0

I currently have a body of text as such

text = "hello this [is a cool] line of text that might have [two] brackets.

What I need is to parse, and replace this text, so in this example it would end up like

text = "hello this <a href='/phrase/is a cool/'>is a cool</a> line of text that might have <a href='/phrase/two/'>two</a> brackets.

Now I think in regex to find everything brackets is \[.*?\], but I'm unsure how to do this specifically.

nadermx
  • 2,596
  • 7
  • 31
  • 66

2 Answers2

1

You can do this by following

  1. Get all substrings enclosed by [ and ]
  2. Replace the content with appropriate text
>>> import re
>>> txt = "hello this [is a cool] line of text that might have [two] brackets."
>>> phrases = re.findall(r"(\[.+?\])", txt)
>>> for phrase in phrases:
...     txt = txt.replace(phrase, "<a href='/phrase/{}/'>{}</a>".format(phrase[1:-1], phrase[1:-1]))
... 
>>> txt
"hello this <a href='/phrase/is a cool/'>is a cool</a> line of text that might have <a href='/phrase/two/'>two</a> brackets."
>>> 
tbhaxor
  • 1,659
  • 2
  • 13
  • 43
1

You can do it like this:

import re

text = "hello this [is a cool] line of text that might have [two] brackets."

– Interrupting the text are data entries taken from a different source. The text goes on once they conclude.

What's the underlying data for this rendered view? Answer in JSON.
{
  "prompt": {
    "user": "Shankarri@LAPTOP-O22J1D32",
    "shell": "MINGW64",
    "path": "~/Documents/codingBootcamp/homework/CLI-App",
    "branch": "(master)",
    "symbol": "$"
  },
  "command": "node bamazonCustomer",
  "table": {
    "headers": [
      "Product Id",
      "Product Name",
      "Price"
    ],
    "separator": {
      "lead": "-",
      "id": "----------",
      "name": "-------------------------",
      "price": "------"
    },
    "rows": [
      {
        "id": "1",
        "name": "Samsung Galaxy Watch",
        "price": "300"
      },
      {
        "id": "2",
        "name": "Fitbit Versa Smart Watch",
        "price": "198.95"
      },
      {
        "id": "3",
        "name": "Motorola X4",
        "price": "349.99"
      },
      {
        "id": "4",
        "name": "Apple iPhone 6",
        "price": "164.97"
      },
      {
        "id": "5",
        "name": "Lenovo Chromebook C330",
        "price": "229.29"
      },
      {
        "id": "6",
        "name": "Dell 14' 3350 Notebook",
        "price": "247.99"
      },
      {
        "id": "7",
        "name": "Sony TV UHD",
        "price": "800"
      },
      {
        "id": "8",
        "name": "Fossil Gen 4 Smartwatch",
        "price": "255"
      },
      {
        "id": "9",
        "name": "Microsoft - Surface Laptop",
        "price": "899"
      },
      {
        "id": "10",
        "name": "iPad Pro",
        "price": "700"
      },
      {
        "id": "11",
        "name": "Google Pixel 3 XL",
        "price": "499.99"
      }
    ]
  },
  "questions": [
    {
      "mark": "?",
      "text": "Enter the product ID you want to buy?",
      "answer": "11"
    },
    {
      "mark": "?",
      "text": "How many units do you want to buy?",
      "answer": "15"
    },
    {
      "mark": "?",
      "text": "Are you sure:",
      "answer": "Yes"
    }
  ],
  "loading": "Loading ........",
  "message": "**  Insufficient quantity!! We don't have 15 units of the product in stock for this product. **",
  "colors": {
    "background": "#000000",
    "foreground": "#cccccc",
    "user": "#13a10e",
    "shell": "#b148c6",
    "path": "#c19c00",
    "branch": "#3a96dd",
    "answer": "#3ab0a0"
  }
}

brackets = re.compile(r'\[(.*?)\]')
new_text = brackets.sub(lambda x: f'<a href=/phrases/{x.group(1)}>{x.group(1)}</a>', text)

print(new_text)

This will replace the pattern with what the lambda returns:
x.group(1) returns the first group in the regex pattern (indexing starts from 1): (.*?), meaning it will return only the text in between brackets and then format it using f strings.

To also remove any punctuation from the text in the brackets this code could be used (notice how the end result doesn't have any of the . that were in between the brackets):

import re
import string

text = "hello this [is a..... cool] line of text that might have [two] brackets."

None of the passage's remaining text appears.